Wednesday, March 2, 2011

Cabin FEVER..!

Is it spring yet?

Over on the Northland Food Sovereignty Community blog there's some stuff on ROOT CELLARS, and in particular there was a picture of an olde tyme cellar that looked quite a bit like the partially completed log cabin we started last fall.  Since (I think) I'm getting motivated to plant a garden in the spring, it occurred to me that maybe the cabin could rather become a cellar to store root vegetables:  Chinese cabbage, turnips, beets, sweet potatoes?, rutabagas, parsnips, green tomatoes?, and the like.
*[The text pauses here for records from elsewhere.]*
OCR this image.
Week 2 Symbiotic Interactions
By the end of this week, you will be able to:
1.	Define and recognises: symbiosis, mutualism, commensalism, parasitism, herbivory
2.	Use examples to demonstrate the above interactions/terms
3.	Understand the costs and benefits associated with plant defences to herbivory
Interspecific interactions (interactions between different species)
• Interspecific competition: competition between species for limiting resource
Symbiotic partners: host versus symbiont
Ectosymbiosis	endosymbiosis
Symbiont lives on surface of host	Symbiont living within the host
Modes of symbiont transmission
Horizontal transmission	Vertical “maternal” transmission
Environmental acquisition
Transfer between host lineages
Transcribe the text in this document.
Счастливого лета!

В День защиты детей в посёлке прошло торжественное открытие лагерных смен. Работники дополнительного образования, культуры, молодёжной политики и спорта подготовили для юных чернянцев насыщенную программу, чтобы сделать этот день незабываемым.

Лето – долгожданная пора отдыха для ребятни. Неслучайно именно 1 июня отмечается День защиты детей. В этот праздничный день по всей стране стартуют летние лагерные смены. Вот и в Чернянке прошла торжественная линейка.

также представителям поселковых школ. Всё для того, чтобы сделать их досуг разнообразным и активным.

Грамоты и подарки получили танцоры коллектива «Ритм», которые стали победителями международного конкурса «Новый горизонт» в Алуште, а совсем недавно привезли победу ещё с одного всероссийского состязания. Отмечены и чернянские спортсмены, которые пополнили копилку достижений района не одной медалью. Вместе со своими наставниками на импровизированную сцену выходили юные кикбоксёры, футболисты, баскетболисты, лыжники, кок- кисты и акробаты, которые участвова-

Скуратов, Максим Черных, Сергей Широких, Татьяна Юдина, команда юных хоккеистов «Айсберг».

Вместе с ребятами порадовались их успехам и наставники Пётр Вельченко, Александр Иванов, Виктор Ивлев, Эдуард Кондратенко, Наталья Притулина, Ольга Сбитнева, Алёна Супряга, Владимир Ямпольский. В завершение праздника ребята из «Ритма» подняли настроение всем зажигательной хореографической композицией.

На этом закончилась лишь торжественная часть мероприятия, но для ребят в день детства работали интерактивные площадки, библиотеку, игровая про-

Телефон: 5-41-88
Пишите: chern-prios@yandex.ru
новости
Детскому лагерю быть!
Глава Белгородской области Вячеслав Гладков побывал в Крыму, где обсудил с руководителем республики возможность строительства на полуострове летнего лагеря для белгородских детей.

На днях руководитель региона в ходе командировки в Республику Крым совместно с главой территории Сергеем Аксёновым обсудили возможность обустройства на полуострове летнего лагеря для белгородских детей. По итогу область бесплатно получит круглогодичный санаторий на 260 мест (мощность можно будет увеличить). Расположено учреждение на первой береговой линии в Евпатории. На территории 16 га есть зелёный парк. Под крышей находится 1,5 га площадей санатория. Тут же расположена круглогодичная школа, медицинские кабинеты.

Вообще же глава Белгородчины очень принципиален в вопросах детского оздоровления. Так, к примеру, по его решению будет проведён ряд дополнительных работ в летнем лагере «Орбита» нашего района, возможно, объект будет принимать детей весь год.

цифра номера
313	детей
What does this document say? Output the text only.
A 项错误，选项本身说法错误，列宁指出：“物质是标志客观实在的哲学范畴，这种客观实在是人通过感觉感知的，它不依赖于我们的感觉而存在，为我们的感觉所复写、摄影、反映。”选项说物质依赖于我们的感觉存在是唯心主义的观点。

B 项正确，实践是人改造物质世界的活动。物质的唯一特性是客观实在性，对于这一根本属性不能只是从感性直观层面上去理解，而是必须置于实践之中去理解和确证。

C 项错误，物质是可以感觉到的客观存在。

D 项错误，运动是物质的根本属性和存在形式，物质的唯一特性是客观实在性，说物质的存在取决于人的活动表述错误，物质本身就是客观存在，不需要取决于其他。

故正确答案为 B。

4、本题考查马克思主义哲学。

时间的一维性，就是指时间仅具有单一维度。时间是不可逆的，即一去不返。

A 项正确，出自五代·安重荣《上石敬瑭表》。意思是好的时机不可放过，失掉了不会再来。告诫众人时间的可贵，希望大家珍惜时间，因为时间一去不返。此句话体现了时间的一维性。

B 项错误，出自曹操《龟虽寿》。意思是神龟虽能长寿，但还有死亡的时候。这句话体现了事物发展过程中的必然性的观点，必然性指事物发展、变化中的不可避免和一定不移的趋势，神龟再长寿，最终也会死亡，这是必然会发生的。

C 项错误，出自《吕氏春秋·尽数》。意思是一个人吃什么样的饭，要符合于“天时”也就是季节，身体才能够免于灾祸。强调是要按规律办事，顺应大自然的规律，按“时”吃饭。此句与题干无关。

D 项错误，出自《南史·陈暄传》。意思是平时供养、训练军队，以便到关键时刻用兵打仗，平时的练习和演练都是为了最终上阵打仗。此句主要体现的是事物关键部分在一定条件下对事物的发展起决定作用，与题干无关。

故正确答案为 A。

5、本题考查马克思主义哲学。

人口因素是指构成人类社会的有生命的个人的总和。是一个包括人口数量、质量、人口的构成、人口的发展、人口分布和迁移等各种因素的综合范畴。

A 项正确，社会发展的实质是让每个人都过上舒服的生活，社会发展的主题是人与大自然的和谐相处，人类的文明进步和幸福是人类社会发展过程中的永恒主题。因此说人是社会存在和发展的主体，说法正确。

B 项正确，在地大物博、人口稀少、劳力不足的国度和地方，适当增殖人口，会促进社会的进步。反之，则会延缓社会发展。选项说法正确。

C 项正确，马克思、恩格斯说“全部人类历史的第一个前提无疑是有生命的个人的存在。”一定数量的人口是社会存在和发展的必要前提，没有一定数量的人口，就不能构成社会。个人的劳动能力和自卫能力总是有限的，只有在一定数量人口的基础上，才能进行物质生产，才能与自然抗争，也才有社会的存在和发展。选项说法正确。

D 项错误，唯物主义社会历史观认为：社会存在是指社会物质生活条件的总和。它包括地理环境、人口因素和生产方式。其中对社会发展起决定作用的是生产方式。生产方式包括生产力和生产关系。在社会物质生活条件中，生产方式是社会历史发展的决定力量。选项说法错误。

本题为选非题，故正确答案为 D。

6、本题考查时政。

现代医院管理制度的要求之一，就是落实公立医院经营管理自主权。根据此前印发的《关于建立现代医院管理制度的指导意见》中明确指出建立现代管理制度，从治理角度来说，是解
Before the snow fell, we had the cabin up to 5 courses (one more than in the picture), and were having a hard time finding more 13-foot logs without cutting down live trees.  But from what I've been reading about building a root cellar, what we have now might be a really good start on a fairly GINORMOUS food storage.

Looks like what it would take is to dig down a few feet inside, put on a door, some steps going down, and a good roof over the top.

Maybe the roof could be basically poles with a waterproof sheet and sticks and dirt on top for insulation.

The whole thing would have to be sealed up pretty good to keep it cool in the fall and in the spring, and to keep it above freezing during the long winter up here.

cabin fever...
The reason that root cellars work is that the vegetables are still alive when you pick them.  They keep taking in oxygen and exhaling carbon dioxide until you cook them.  The cold slows down the process and helps to counteract the deteriorating effect of their own "body heat" (at 32 degrees, 1 pound of broccoli produces 2 Btu of heat a day).  Earth is a good insulator because the soil temperature underground stays fairly constant. At a depth of about 12 feet in wet soil, the temperature changes only about 7 degrees throughout the year, remaining close to the average air temperature for that locality.  (That's the basis for geothermal heat pumps.)


I'll have to do some more studying on the subject to help insure that it works as intended, and it might take a season or two of experimentation to get it just right.  But having a long interest in gardening and self-sufficiency, it seems like something I could have fun at.  Borrowing our neighbor's backhoe would probably add to the "fun" compared to shoveling it all out by hand.








Anyone with experience in root cellars, please chime in!